For warehouse security specifically, Kanerika uses three governance tools built on Microsoft Purview. KANGuard enforces policy-based access rules on top of Fabric’s native permissions. KANGovern manages data classification, ownership, and enforcement across the data estate. KANComply maps Fabric security controls to regulatory frameworks, including GDPR and SOC II, so compliance reporting reflects actual configurations rather than manual documentation.

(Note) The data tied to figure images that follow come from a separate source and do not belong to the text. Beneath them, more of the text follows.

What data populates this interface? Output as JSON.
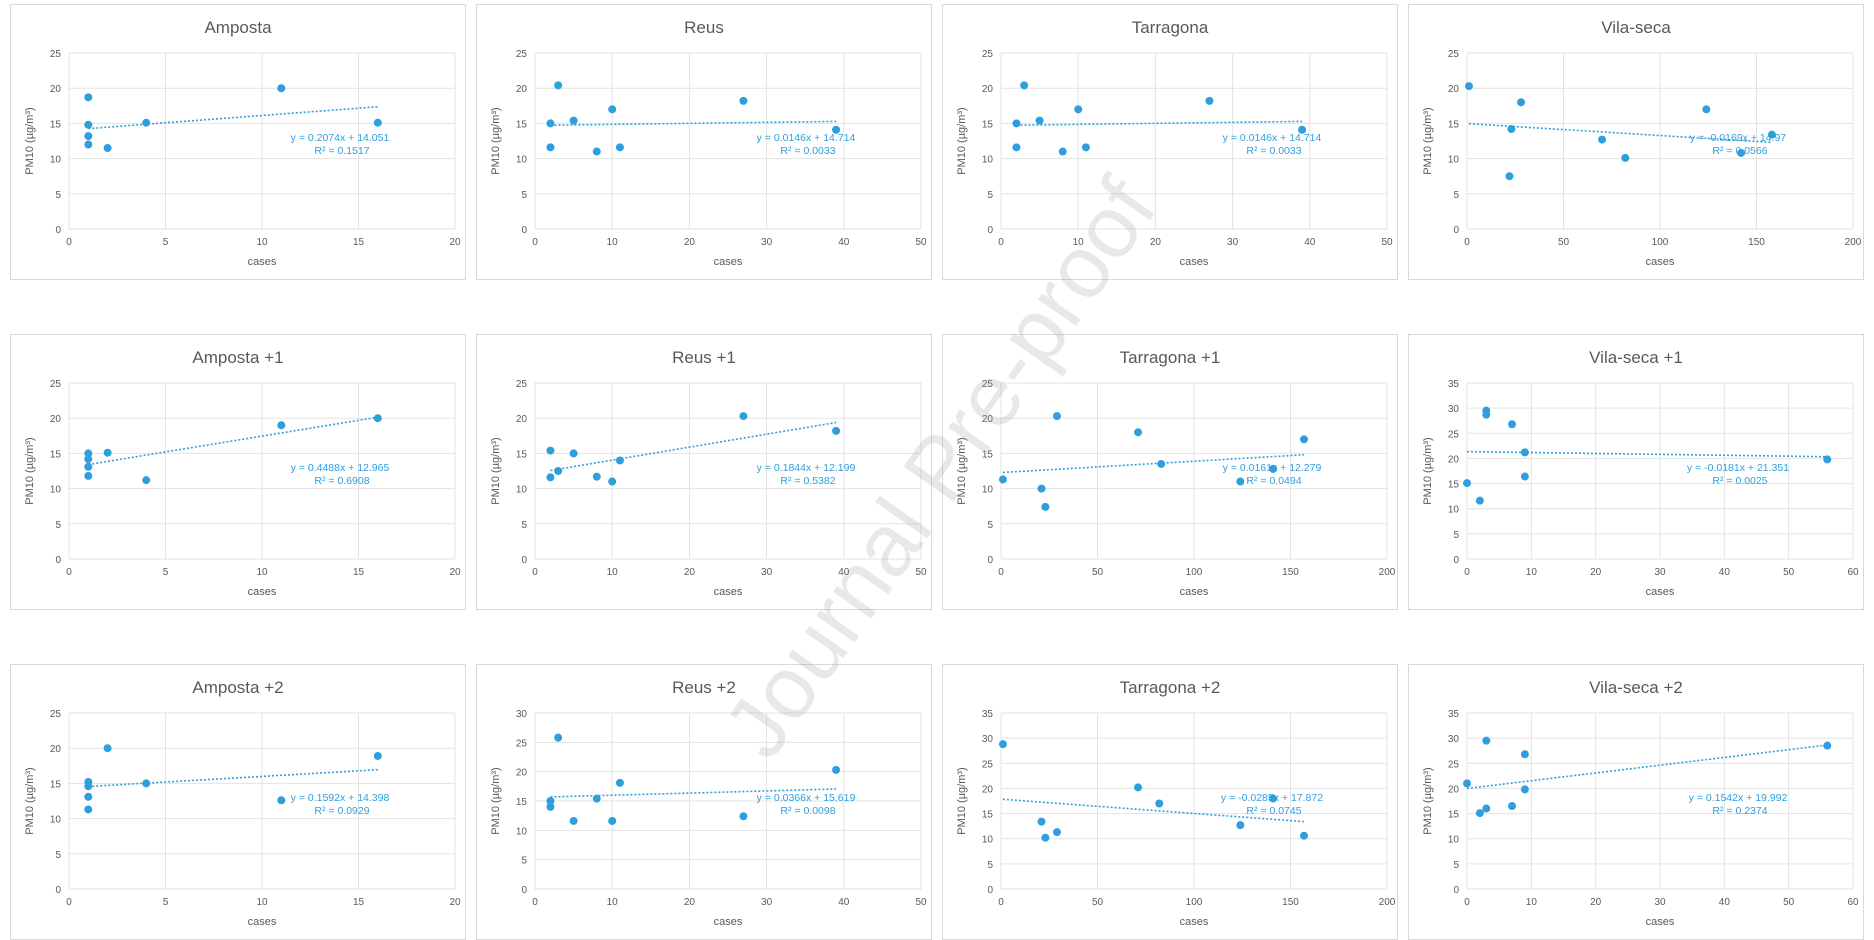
{
  "accent": "#2e9fdc",
  "watermark": "Journal Pre-proof",
  "chart_data": [
    {
      "type": "scatter",
      "title": "Amposta",
      "xlabel": "cases",
      "ylabel": "PM10 (µg/m³)",
      "xlim": [
        0,
        20
      ],
      "xticks": [
        0,
        5,
        10,
        15,
        20
      ],
      "ylim": [
        0,
        25
      ],
      "yticks": [
        0,
        5,
        10,
        15,
        20,
        25
      ],
      "points": [
        [
          1,
          18.7
        ],
        [
          1,
          14.8
        ],
        [
          1,
          13.2
        ],
        [
          1,
          12
        ],
        [
          2,
          11.5
        ],
        [
          4,
          15.1
        ],
        [
          11,
          20
        ],
        [
          16,
          15.1
        ]
      ],
      "trend": {
        "slope": 0.2074,
        "intercept": 14.051
      },
      "equation": "y = 0.2074x + 14.051",
      "r2": "R² = 0.1517"
    },
    {
      "type": "scatter",
      "title": "Reus",
      "xlabel": "cases",
      "ylabel": "PM10 (µg/m³)",
      "xlim": [
        0,
        50
      ],
      "xticks": [
        0,
        10,
        20,
        30,
        40,
        50
      ],
      "ylim": [
        0,
        25
      ],
      "yticks": [
        0,
        5,
        10,
        15,
        20,
        25
      ],
      "points": [
        [
          2,
          15
        ],
        [
          2,
          11.6
        ],
        [
          3,
          20.4
        ],
        [
          5,
          15.4
        ],
        [
          8,
          11
        ],
        [
          10,
          17
        ],
        [
          11,
          11.6
        ],
        [
          27,
          18.2
        ],
        [
          39,
          14.1
        ]
      ],
      "trend": {
        "slope": 0.0146,
        "intercept": 14.714
      },
      "equation": "y = 0.0146x + 14.714",
      "r2": "R² = 0.0033"
    },
    {
      "type": "scatter",
      "title": "Tarragona",
      "xlabel": "cases",
      "ylabel": "PM10 (µg/m³)",
      "xlim": [
        0,
        50
      ],
      "xticks": [
        0,
        10,
        20,
        30,
        40,
        50
      ],
      "ylim": [
        0,
        25
      ],
      "yticks": [
        0,
        5,
        10,
        15,
        20,
        25
      ],
      "points": [
        [
          2,
          15
        ],
        [
          2,
          11.6
        ],
        [
          3,
          20.4
        ],
        [
          5,
          15.4
        ],
        [
          8,
          11
        ],
        [
          10,
          17
        ],
        [
          11,
          11.6
        ],
        [
          27,
          18.2
        ],
        [
          39,
          14.1
        ]
      ],
      "trend": {
        "slope": 0.0146,
        "intercept": 14.714
      },
      "equation": "y = 0.0146x + 14.714",
      "r2": "R² = 0.0033"
    },
    {
      "type": "scatter",
      "title": "Vila-seca",
      "xlabel": "cases",
      "ylabel": "PM10 (µg/m³)",
      "xlim": [
        0,
        200
      ],
      "xticks": [
        0,
        50,
        100,
        150,
        200
      ],
      "ylim": [
        0,
        25
      ],
      "yticks": [
        0,
        5,
        10,
        15,
        20,
        25
      ],
      "points": [
        [
          1,
          20.3
        ],
        [
          22,
          7.5
        ],
        [
          23,
          14.2
        ],
        [
          28,
          18
        ],
        [
          70,
          12.7
        ],
        [
          82,
          10.1
        ],
        [
          124,
          17
        ],
        [
          142,
          10.8
        ],
        [
          158,
          13.4
        ]
      ],
      "trend": {
        "slope": -0.0169,
        "intercept": 14.97
      },
      "equation": "y = -0.0169x + 14.97",
      "r2": "R² = 0.0566"
    },
    {
      "type": "scatter",
      "title": "Amposta +1",
      "xlabel": "cases",
      "ylabel": "PM10 (µg/m³)",
      "xlim": [
        0,
        20
      ],
      "xticks": [
        0,
        5,
        10,
        15,
        20
      ],
      "ylim": [
        0,
        25
      ],
      "yticks": [
        0,
        5,
        10,
        15,
        20,
        25
      ],
      "points": [
        [
          1,
          15
        ],
        [
          1,
          14.2
        ],
        [
          1,
          13.1
        ],
        [
          1,
          11.8
        ],
        [
          2,
          15.1
        ],
        [
          4,
          11.2
        ],
        [
          11,
          19
        ],
        [
          16,
          20
        ]
      ],
      "trend": {
        "slope": 0.4488,
        "intercept": 12.965
      },
      "equation": "y = 0.4488x + 12.965",
      "r2": "R² = 0.6908"
    },
    {
      "type": "scatter",
      "title": "Reus +1",
      "xlabel": "cases",
      "ylabel": "PM10 (µg/m³)",
      "xlim": [
        0,
        50
      ],
      "xticks": [
        0,
        10,
        20,
        30,
        40,
        50
      ],
      "ylim": [
        0,
        25
      ],
      "yticks": [
        0,
        5,
        10,
        15,
        20,
        25
      ],
      "points": [
        [
          2,
          15.4
        ],
        [
          2,
          11.6
        ],
        [
          3,
          12.5
        ],
        [
          5,
          15
        ],
        [
          8,
          11.7
        ],
        [
          10,
          11
        ],
        [
          11,
          14
        ],
        [
          27,
          20.3
        ],
        [
          39,
          18.2
        ]
      ],
      "trend": {
        "slope": 0.1844,
        "intercept": 12.199
      },
      "equation": "y = 0.1844x + 12.199",
      "r2": "R² = 0.5382"
    },
    {
      "type": "scatter",
      "title": "Tarragona +1",
      "xlabel": "cases",
      "ylabel": "PM10 (µg/m³)",
      "xlim": [
        0,
        200
      ],
      "xticks": [
        0,
        50,
        100,
        150,
        200
      ],
      "ylim": [
        0,
        25
      ],
      "yticks": [
        0,
        5,
        10,
        15,
        20,
        25
      ],
      "points": [
        [
          1,
          11.3
        ],
        [
          21,
          10
        ],
        [
          23,
          7.4
        ],
        [
          29,
          20.3
        ],
        [
          71,
          18
        ],
        [
          83,
          13.5
        ],
        [
          124,
          11
        ],
        [
          141,
          12.8
        ],
        [
          157,
          17
        ]
      ],
      "trend": {
        "slope": 0.0161,
        "intercept": 12.279
      },
      "equation": "y = 0.0161x + 12.279",
      "r2": "R² = 0.0494"
    },
    {
      "type": "scatter",
      "title": "Vila-seca +1",
      "xlabel": "cases",
      "ylabel": "PM10 (µg/m³)",
      "xlim": [
        0,
        60
      ],
      "xticks": [
        0,
        10,
        20,
        30,
        40,
        50,
        60
      ],
      "ylim": [
        0,
        35
      ],
      "yticks": [
        0,
        5,
        10,
        15,
        20,
        25,
        30,
        35
      ],
      "points": [
        [
          0,
          15.1
        ],
        [
          2,
          11.6
        ],
        [
          3,
          29.5
        ],
        [
          3,
          28.7
        ],
        [
          7,
          26.8
        ],
        [
          9,
          21.2
        ],
        [
          9,
          16.4
        ],
        [
          56,
          19.8
        ]
      ],
      "trend": {
        "slope": -0.0181,
        "intercept": 21.351
      },
      "equation": "y = -0.0181x + 21.351",
      "r2": "R² = 0.0025"
    },
    {
      "type": "scatter",
      "title": "Amposta +2",
      "xlabel": "cases",
      "ylabel": "PM10 (µg/m³)",
      "xlim": [
        0,
        20
      ],
      "xticks": [
        0,
        5,
        10,
        15,
        20
      ],
      "ylim": [
        0,
        25
      ],
      "yticks": [
        0,
        5,
        10,
        15,
        20,
        25
      ],
      "points": [
        [
          1,
          15.2
        ],
        [
          1,
          14.6
        ],
        [
          1,
          13.1
        ],
        [
          1,
          11.3
        ],
        [
          2,
          20
        ],
        [
          4,
          15
        ],
        [
          11,
          12.6
        ],
        [
          16,
          18.9
        ]
      ],
      "trend": {
        "slope": 0.1592,
        "intercept": 14.398
      },
      "equation": "y = 0.1592x + 14.398",
      "r2": "R² = 0.0929"
    },
    {
      "type": "scatter",
      "title": "Reus +2",
      "xlabel": "cases",
      "ylabel": "PM10 (µg/m³)",
      "xlim": [
        0,
        50
      ],
      "xticks": [
        0,
        10,
        20,
        30,
        40,
        50
      ],
      "ylim": [
        0,
        30
      ],
      "yticks": [
        0,
        5,
        10,
        15,
        20,
        25,
        30
      ],
      "points": [
        [
          2,
          15
        ],
        [
          2,
          14
        ],
        [
          3,
          25.8
        ],
        [
          5,
          11.6
        ],
        [
          8,
          15.4
        ],
        [
          10,
          11.6
        ],
        [
          11,
          18.1
        ],
        [
          27,
          12.4
        ],
        [
          39,
          20.3
        ]
      ],
      "trend": {
        "slope": 0.0366,
        "intercept": 15.619
      },
      "equation": "y = 0.0366x + 15.619",
      "r2": "R² = 0.0098"
    },
    {
      "type": "scatter",
      "title": "Tarragona +2",
      "xlabel": "cases",
      "ylabel": "PM10 (µg/m³)",
      "xlim": [
        0,
        200
      ],
      "xticks": [
        0,
        50,
        100,
        150,
        200
      ],
      "ylim": [
        0,
        35
      ],
      "yticks": [
        0,
        5,
        10,
        15,
        20,
        25,
        30,
        35
      ],
      "points": [
        [
          1,
          28.8
        ],
        [
          21,
          13.4
        ],
        [
          23,
          10.2
        ],
        [
          29,
          11.3
        ],
        [
          71,
          20.2
        ],
        [
          82,
          17
        ],
        [
          124,
          12.7
        ],
        [
          141,
          18
        ],
        [
          157,
          10.6
        ]
      ],
      "trend": {
        "slope": -0.0285,
        "intercept": 17.872
      },
      "equation": "y = -0.0285x + 17.872",
      "r2": "R² = 0.0745"
    },
    {
      "type": "scatter",
      "title": "Vila-seca +2",
      "xlabel": "cases",
      "ylabel": "PM10 (µg/m³)",
      "xlim": [
        0,
        60
      ],
      "xticks": [
        0,
        10,
        20,
        30,
        40,
        50,
        60
      ],
      "ylim": [
        0,
        35
      ],
      "yticks": [
        0,
        5,
        10,
        15,
        20,
        25,
        30,
        35
      ],
      "points": [
        [
          0,
          21
        ],
        [
          2,
          15.1
        ],
        [
          3,
          29.5
        ],
        [
          3,
          16
        ],
        [
          7,
          16.5
        ],
        [
          9,
          26.8
        ],
        [
          9,
          19.8
        ],
        [
          56,
          28.5
        ]
      ],
      "trend": {
        "slope": 0.1542,
        "intercept": 19.992
      },
      "equation": "y = 0.1542x + 19.992",
      "r2": "R² = 0.2374"
    }
  ]
}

Conclusion Microsoft Fabric data warehouse security is a four-layer problem, and all four layers need deliberate attention. Entra ID handles identity. Network configuration handles access at the connection level. Workspace roles handle coarse-grain team access. SQL-level controls handle what data specific users can actually see inside the warehouse. Each layer has its own configuration points, its own failure modes, and its own interaction effects with the others. The teams that get this right plan the sequence before they start, understand the priority rules between layers, and treat the gotchas like RLS side-channel risks, DDM bypass, SQL login persistence, as known problems to account for rather than theoretical edge cases to ignore later.
Transform Your Data Analytics with Microsoft Fabric! Partner with Kanerika for Expert Fabric implementation Services
Book a Meeting
FAQ’s What is the difference between workspace roles and item permissions in Microsoft Fabric? Workspace roles (Admin, Member, Contributor, Viewer) apply to every item inside a workspace and are designed for teams collaborating on the same set of data assets. Item permissions are granted directly to specific warehouses or other Fabric items and give access to individual users or groups without workspace membership. For anyone outside the core development team, item-level sharing with specific SQL permissions is the more appropriate path.

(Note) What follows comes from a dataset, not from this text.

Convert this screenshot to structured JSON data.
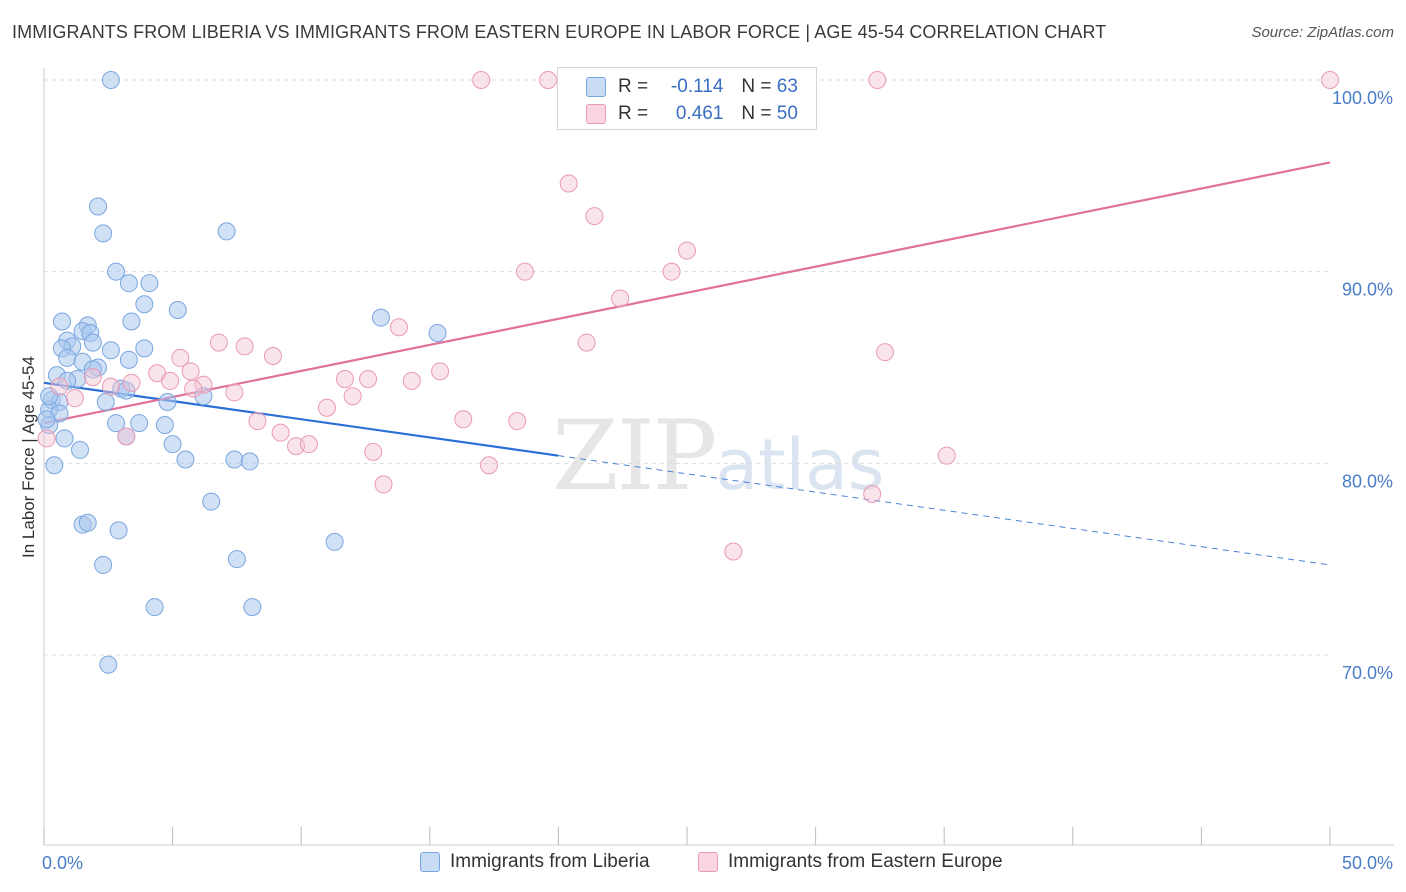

How does row-level security work in a Fabric data warehouse? Row-level security in Fabric warehouse is implemented in three steps. First, a separate schema is created to hold the security objects. Second, an inline table-valued function defines a filter predicate, which is the logic that determines which rows a given user can see based on their identity. Third, a security policy binds that function to the target table and activates it. Filter predicates apply automatically to SELECT, DELETE, and UPDATE operations on the protected table.
Can dynamic data masking be bypassed in Microsoft Fabric? Yes, under specific conditions. Dynamic data masking hides column values in query results for users without UNMASK permission, but those columns are still searchable in WHERE clauses. A user can narrow down the real value of a masked field by filtering within progressively tighter ranges. For sensitive data, DDM should be combined with column-level security that blocks read access entirely, rather than used as a standalone control.
What is the difference between ReadData and ReadAll in Fabric? ReadData gives a user the ability to query warehouse data through the SQL analytics endpoint using T-SQL. ReadAll gives access to the underlying data files in OneLake through APIs and Spark. Workspace Viewer role includes ReadData but not ReadAll. Contributor role and above include both. This distinction matters in environments where users also have access to notebooks, OneLake file browsers, or external Spark environments.
How do I set up a private link for a Microsoft Fabric workspace? Setting up a workspace-level private link requires an Azure admin and a Fabric workspace admin working together. The process involves deploying a Private Link Service resource in Azure via ARM template using the workspace ID and tenant ID, creating a VNet with a VM that has no public IP, creating a private endpoint in the VNet pointing to the Fabric private link service, verifying connectivity from within the VNet, and then denying public access to the workspace in Fabric’s inbound networking settings.